コルトン / Corton
Corton
コート・ド・ボーヌ唯一の赤グラン・クリュ——皇帝が雪解けを見て畑を選んだという伝説の丘
コルトンはコート・ド・ボーヌに位置するグラン・クリュで、アロース・コルトンを中心にペルナン・ヴェルジュレス、ラドワ・セリニーの3村にまたがる約160ヘクタールという広大な畑です。コート・ド・ボーヌにおいて唯一ピノ・ノワールの赤ワインがグラン・クリュとして認定されている産地であり、26のクリマ(区画)に分かれています。696年には既にブドウが植えられていた記録があり、775年に神聖ローマ皇帝シャルルマーニュがこの丘の大部分をソリュー修道院に寄進したという伝説的な歴史を持ちます。伝承によれば、シャルルマーニュは雪が最初に解ける斜面を見つけ、その場所にブドウを植えるよう命じたとされています。
畑は標高280〜388メートルに位置し、ブルゴーニュのグラン・クリュとしては最も高い場所まで畑が広がります。下部の標高ではピノ・ノワールが、上部標高ではシャルドネが中心となる傾向があり、コルトンの広大さがそのまま品種構成の多様性につながっています。メゾン・ルイ・ジャドやドメーヌ・ルロワがこの畑に区画を所有しています。

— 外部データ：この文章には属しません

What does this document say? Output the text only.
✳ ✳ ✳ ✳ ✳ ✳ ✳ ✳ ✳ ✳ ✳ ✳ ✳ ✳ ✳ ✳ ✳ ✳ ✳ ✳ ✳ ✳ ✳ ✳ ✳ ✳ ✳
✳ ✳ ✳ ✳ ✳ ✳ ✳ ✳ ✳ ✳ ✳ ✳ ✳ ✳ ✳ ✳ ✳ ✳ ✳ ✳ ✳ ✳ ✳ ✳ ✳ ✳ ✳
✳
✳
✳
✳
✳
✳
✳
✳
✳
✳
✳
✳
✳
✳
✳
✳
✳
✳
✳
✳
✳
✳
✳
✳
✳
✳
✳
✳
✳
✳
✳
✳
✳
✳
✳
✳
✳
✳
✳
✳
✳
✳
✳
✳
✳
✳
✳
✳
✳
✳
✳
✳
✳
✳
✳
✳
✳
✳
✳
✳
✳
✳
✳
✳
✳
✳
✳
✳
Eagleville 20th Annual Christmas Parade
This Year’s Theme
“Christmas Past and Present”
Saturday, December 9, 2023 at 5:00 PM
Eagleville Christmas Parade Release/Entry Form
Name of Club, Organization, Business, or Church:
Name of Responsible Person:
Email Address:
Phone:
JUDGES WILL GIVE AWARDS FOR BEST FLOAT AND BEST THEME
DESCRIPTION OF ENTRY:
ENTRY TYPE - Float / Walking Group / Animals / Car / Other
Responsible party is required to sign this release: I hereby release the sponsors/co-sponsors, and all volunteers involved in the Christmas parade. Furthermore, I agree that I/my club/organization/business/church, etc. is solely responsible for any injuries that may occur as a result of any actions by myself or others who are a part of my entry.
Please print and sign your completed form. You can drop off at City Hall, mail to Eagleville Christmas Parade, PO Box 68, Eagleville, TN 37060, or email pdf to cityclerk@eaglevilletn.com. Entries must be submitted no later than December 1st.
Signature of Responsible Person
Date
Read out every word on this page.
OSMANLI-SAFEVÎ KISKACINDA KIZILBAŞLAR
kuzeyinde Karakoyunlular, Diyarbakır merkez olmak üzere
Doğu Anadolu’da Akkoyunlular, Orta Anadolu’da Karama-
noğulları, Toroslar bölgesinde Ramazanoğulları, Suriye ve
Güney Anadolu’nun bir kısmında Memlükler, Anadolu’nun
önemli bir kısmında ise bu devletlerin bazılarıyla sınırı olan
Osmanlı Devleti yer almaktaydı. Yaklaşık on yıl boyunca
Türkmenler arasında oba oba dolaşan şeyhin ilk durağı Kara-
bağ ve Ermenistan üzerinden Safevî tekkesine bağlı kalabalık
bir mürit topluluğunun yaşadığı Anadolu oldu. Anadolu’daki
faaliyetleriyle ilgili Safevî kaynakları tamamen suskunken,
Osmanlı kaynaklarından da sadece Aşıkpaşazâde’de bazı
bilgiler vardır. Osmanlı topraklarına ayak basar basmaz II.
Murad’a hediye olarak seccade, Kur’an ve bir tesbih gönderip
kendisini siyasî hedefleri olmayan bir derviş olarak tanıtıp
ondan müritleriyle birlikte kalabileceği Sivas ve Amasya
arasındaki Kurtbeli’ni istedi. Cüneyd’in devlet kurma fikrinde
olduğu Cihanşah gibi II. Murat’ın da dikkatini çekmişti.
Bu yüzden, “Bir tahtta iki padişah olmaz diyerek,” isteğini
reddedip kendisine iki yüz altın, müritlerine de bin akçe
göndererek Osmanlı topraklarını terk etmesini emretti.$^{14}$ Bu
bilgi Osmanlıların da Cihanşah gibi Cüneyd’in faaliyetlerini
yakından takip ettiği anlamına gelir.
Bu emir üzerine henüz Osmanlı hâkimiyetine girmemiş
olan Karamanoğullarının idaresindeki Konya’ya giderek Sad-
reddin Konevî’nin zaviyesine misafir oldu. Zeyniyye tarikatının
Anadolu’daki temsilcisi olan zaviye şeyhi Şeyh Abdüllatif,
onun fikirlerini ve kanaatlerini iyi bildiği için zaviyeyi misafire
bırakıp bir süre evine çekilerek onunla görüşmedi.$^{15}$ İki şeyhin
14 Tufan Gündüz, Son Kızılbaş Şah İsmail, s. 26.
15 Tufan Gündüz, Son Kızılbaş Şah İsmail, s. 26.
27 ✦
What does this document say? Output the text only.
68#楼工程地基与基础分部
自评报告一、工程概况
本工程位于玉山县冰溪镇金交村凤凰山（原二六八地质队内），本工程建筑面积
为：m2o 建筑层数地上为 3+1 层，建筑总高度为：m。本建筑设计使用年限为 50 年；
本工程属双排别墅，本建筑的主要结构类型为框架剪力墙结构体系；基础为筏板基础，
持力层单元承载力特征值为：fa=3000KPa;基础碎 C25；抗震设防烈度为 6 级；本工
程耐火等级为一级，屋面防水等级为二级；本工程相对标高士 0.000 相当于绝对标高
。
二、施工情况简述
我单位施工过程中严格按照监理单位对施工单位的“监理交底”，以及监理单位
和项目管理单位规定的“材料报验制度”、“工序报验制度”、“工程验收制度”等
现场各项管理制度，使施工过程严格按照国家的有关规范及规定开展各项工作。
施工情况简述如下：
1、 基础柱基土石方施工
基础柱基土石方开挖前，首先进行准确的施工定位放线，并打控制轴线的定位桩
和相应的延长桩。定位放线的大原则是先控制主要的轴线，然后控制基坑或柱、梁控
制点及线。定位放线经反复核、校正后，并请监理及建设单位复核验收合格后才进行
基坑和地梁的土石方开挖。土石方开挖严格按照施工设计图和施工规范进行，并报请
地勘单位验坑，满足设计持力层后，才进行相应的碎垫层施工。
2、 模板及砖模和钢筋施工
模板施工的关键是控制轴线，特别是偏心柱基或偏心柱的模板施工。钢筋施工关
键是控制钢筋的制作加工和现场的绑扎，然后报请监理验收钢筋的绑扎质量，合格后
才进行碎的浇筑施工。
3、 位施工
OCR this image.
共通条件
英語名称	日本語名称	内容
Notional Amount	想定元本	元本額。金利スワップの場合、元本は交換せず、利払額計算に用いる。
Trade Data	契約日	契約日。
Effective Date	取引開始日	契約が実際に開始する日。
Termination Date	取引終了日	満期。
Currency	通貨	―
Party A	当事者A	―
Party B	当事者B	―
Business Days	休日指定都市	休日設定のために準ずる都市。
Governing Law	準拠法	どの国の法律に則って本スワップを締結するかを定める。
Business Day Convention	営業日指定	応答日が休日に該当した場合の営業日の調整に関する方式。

力強さと骨格、コート・ド・ボーヌが示す稀有な赤の頂点
コルトンのワインは、しっかりとしたタンニンと骨格を持つ、コート・ド・ボーヌの赤ワインの中でも特に力強いスタイルが特徴です。コート・ド・ニュイの偉大な赤ワインに匹敵する構造を持ちながら、コルトン特有の濃密な果実味と長期熟成のポテンシャルを兼ね備えています。広大な畑であるがゆえに生産者によるスタイルの幅は大きく、その奥深さを探求することがコルトンの楽しみのひとつです。